Mais cette retraite d’un seul homme ne changea rien à la face des choses : la peur est contagieuse, elle avait gagné l’armée tout entière, et, sous le poids de cette panique insensée, les soldats commencèrent à fuir en désespérés.

Les chevaux s’animaient malgré la fatigue, car eux-mêmes semblaient être aussi sous l’influence de la peur ; les hommes se dispersaient pour trouver des abris : en quelques heures l’armée n’exista plus à l’état d’armée.

C’était le moment où, selon les ordres de Monseigneur, s’ouvraient les digues et se levaient les écluses. Depuis Lier jusqu’à Termonde, depuis Haesdonk jusqu’à Malines, chaque petite rivière grossie par ses affluents, chaque canal débordé, envoyait dans le plat pays son contingent d’eau furieuse.

Ainsi, quand les Français fugitifs commencèrent à s’arrêter, ayant lassé leurs ennemis, quand ils eurent vu les Anversois retourner enfin vers leur ville suivis des soldats du prince d’Orange ; quand ceux qui avaient échappé sains et saufs du carnage de la nuit crurent enfin être sauvés, et respirèrent un instant, les uns avec une prière, les autres avec un blasphème, c’était à cette heure même qu’un nouvel ennemi, aveugle, impitoyable, se déchaînait sur eux avec la célérité du vent, avec l’impétuosité de la mer ; toutefois, malgré l’imminence du danger qui commençait à les envelopper, les fugitifs ne se doutaient de rien.

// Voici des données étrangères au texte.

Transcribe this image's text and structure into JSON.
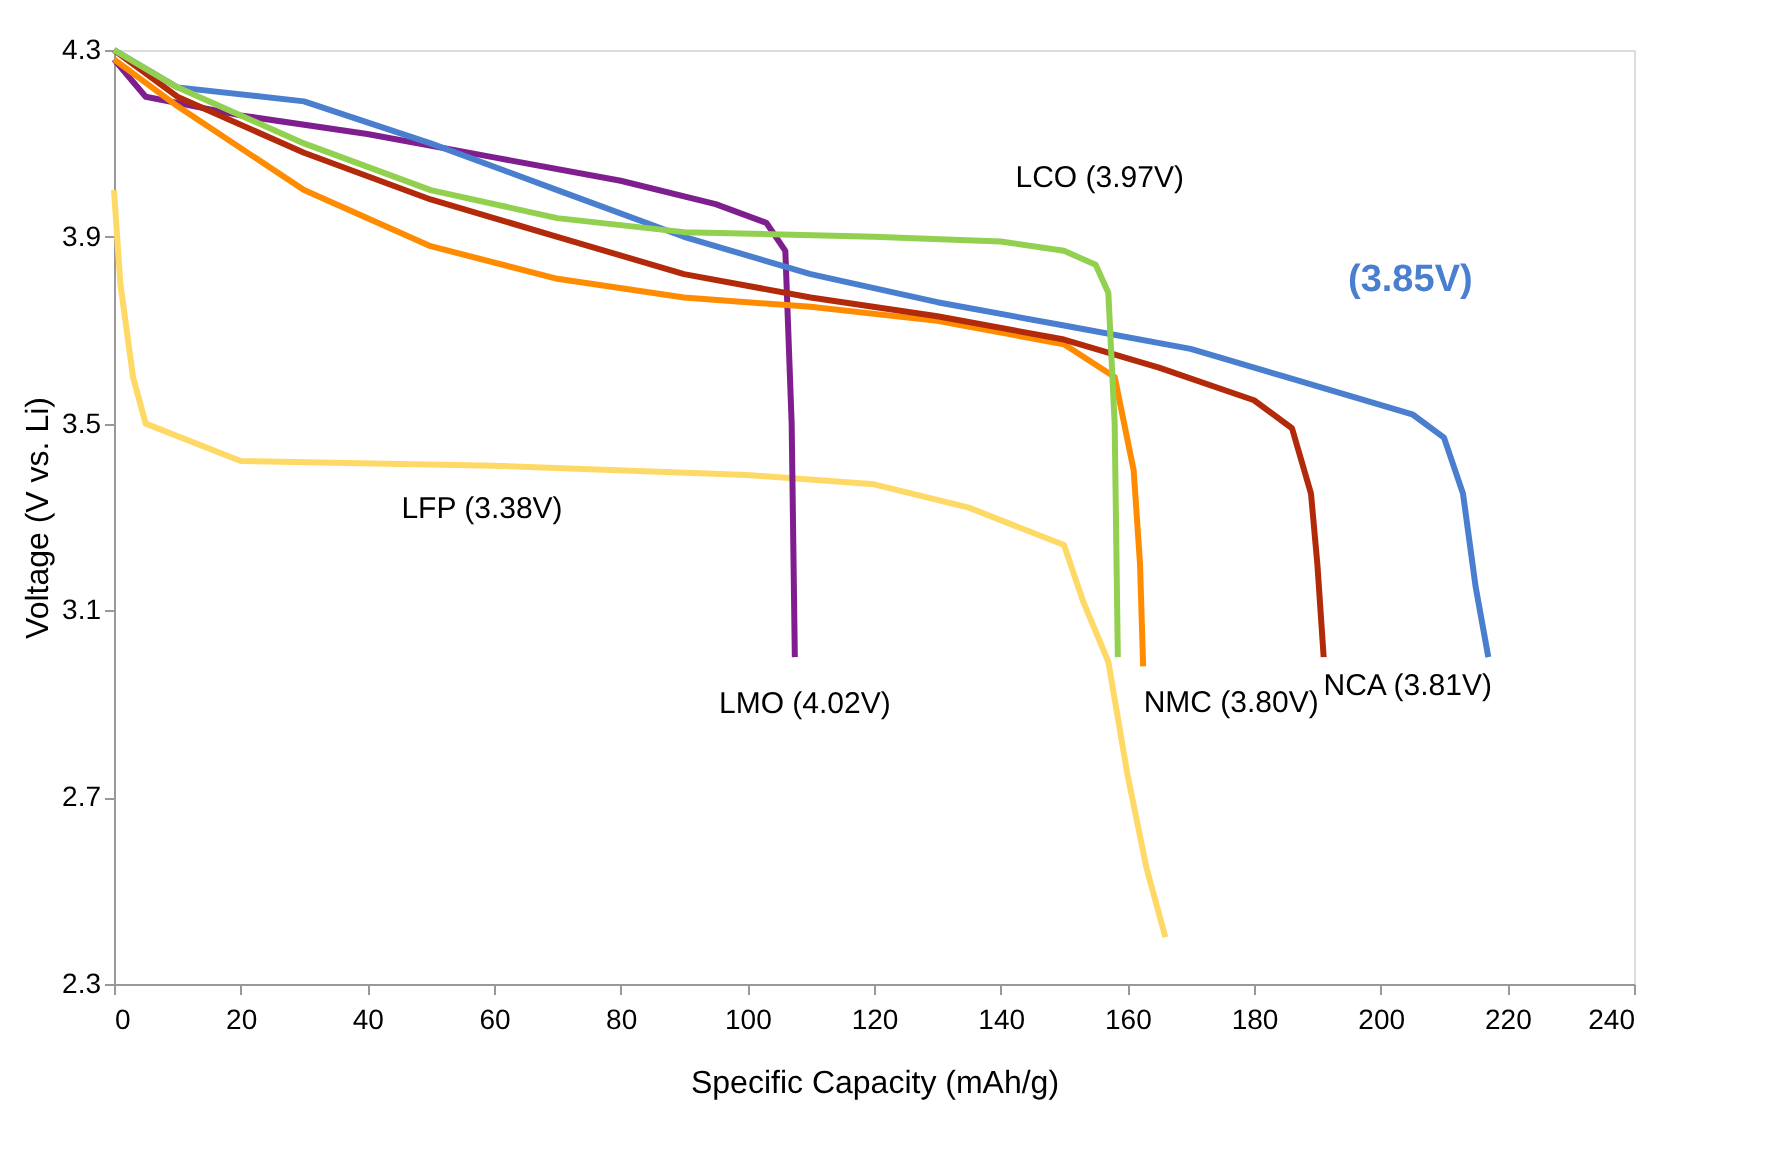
{
  "chart_data": {
    "type": "line",
    "xlabel": "Specific Capacity (mAh/g)",
    "ylabel": "Voltage (V vs. Li)",
    "xlim": [
      0,
      240
    ],
    "xticks": [
      0,
      20,
      40,
      60,
      80,
      100,
      120,
      140,
      160,
      180,
      200,
      220,
      240
    ],
    "ylim": [
      2.3,
      4.3
    ],
    "yticks": [
      2.3,
      2.7,
      3.1,
      3.5,
      3.9,
      4.3
    ],
    "grid": false,
    "marker": "none",
    "line_style": "solid",
    "series": [
      {
        "name": "LFP (3.38V)",
        "color": "#ffd966",
        "x": [
          0,
          1,
          3,
          5,
          20,
          60,
          100,
          120,
          135,
          150,
          153,
          157,
          160,
          163,
          166
        ],
        "values": [
          4.0,
          3.8,
          3.6,
          3.5,
          3.42,
          3.41,
          3.39,
          3.37,
          3.32,
          3.24,
          3.12,
          2.99,
          2.75,
          2.55,
          2.4
        ]
      },
      {
        "name": "LMO (4.02V)",
        "color": "#7f1f8f",
        "x": [
          0,
          5,
          20,
          40,
          60,
          80,
          95,
          103,
          106,
          107,
          107.5
        ],
        "values": [
          4.28,
          4.2,
          4.16,
          4.12,
          4.07,
          4.02,
          3.97,
          3.93,
          3.87,
          3.5,
          3.0
        ]
      },
      {
        "name": "NMC (3.80V)",
        "color": "#ff8c00",
        "x": [
          0,
          10,
          30,
          50,
          70,
          90,
          110,
          130,
          150,
          158,
          161,
          162,
          162.5
        ],
        "values": [
          4.28,
          4.18,
          4.0,
          3.88,
          3.81,
          3.77,
          3.75,
          3.72,
          3.67,
          3.6,
          3.4,
          3.2,
          2.98
        ]
      },
      {
        "name": "NCA (3.81V)",
        "color": "#b22a0a",
        "x": [
          0,
          10,
          30,
          50,
          70,
          90,
          110,
          130,
          150,
          165,
          180,
          186,
          189,
          190,
          191
        ],
        "values": [
          4.3,
          4.2,
          4.08,
          3.98,
          3.9,
          3.82,
          3.77,
          3.73,
          3.68,
          3.62,
          3.55,
          3.49,
          3.35,
          3.2,
          3.0
        ]
      },
      {
        "name": "(3.85V)",
        "color": "#4a7fcf",
        "x": [
          0,
          10,
          30,
          50,
          70,
          90,
          110,
          130,
          150,
          170,
          185,
          195,
          205,
          210,
          213,
          215,
          217
        ],
        "values": [
          4.3,
          4.22,
          4.19,
          4.1,
          4.0,
          3.9,
          3.82,
          3.76,
          3.71,
          3.66,
          3.6,
          3.56,
          3.52,
          3.47,
          3.35,
          3.15,
          3.0
        ]
      },
      {
        "name": "LCO (3.97V)",
        "color": "#92d050",
        "x": [
          0,
          10,
          30,
          50,
          70,
          90,
          120,
          140,
          150,
          155,
          157,
          158,
          158.5
        ],
        "values": [
          4.3,
          4.22,
          4.1,
          4.0,
          3.94,
          3.91,
          3.9,
          3.89,
          3.87,
          3.84,
          3.78,
          3.5,
          3.0
        ]
      }
    ]
  }
}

Joyeuse avait commandé une halte à ses marins, réduits à huit cents, et les seuls qui eussent conservé une espèce d’ordre dans cette effroyable déroute.

Le comte de Saint-Aignan, haletant, sans voix, ne parlant plus que par la menace de ses gestes, le comte de Saint-Aignan essayait de rallier ses fantassins épars.